“祭酒大人,不要再打了,给雷某一个面子如何?
看着陈玄礼被雨伯狂轰滥炸的样子,雷鸣不得不站出来维护一下。
一来,是因为陈家家主陈若的关系。
二来,陈玄礼罪不至死。
“雷城主,此事乃我谷雨书院的家事,你的要求恕难从命。
雨伯已经从陈玄礼仆从那里,拿回了谷雨图画作,可是他还不解气,身为谷雨书院的祭酒,护卫书院人人有责,他更是责无旁贷。
“雨祭酒此言差矣,谷雨书院也在古汤城中,而古汤城我雷某说了算。”雷鸣终于有些不高兴了。
“行,既然雷城主一意孤行,我雨农甘拜下风,不过从今日起,我以谷雨书院祭酒身份,将陈玄礼逐出谷雨书院,并且在将来,任何陈姓子弟我谷雨书院永不录用。

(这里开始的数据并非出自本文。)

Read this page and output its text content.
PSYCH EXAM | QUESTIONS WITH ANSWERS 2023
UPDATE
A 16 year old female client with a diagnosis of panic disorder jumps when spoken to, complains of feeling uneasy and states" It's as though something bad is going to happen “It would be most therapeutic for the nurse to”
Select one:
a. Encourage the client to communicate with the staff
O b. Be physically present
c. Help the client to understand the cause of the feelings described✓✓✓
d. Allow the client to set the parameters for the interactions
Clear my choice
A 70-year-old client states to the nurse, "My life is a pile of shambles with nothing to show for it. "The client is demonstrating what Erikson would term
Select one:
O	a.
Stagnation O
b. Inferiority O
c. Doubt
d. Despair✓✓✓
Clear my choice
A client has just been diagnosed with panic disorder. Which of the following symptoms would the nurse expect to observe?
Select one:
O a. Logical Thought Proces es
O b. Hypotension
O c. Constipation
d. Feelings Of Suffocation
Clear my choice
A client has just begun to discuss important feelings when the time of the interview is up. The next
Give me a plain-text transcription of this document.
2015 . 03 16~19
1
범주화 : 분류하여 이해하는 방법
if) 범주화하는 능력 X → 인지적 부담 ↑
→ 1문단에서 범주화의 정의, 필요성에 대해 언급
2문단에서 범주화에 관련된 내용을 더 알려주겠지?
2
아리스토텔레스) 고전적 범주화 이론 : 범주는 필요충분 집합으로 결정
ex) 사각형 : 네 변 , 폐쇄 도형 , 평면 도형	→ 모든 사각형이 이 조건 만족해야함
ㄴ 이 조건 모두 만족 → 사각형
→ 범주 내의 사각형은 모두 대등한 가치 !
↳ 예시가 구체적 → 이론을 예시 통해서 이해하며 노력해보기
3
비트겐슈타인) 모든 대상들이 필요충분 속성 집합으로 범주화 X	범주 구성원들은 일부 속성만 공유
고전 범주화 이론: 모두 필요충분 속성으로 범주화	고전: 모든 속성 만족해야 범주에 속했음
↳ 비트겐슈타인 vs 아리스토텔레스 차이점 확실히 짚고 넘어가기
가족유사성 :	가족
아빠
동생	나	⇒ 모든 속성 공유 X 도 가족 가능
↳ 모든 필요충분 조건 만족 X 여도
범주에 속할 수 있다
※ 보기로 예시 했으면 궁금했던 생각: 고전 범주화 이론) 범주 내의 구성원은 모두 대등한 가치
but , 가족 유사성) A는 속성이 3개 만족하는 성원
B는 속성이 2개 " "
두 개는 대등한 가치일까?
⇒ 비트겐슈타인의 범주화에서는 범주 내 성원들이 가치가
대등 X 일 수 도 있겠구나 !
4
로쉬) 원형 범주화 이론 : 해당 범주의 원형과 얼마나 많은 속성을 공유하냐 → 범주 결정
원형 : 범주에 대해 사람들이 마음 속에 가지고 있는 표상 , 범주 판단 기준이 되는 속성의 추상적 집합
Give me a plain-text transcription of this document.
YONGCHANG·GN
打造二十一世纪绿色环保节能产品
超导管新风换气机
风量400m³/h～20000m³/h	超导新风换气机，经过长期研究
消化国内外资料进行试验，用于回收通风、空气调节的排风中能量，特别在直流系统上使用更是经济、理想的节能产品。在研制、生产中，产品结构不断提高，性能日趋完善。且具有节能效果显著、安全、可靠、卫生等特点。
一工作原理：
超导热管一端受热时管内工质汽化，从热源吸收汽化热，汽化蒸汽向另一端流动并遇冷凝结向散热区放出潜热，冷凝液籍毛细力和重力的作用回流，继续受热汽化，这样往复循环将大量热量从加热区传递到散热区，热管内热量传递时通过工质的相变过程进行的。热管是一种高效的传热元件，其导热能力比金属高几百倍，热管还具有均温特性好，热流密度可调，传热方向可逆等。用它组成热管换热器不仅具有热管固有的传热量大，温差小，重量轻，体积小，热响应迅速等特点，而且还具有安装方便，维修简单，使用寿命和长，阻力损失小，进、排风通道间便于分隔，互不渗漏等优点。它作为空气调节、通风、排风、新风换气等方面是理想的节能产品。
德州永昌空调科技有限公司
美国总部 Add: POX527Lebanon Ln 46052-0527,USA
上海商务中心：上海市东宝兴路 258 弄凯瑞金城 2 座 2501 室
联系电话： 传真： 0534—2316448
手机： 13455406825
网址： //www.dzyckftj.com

雨伯这招不可为不毒,既让陈玄礼名声扫地,又让他被宗族弟子唾弃。
在古汤城中,陈姓之人不下几万人,不少陈姓还和陈氏有关。
“不要雨伯,我错了,我真的错了,我可是院长的弟子。”陈玄礼声泪俱下,不停在雨伯身下磕头道歉。
不过雨伯都不为所动。
“哼!我谷雨书院没有这种欺世盗名的弟子,我还要向谷原汇报情况,诸位就此告辞。
雨伯对陈玄礼冷哼一声,对众人告辞后,骑着一头老黄牛,向谷雨书院的方向赶去。
陈玄礼变得落魄不堪,在几名护卫的搀扶下离开了鲤鱼湖。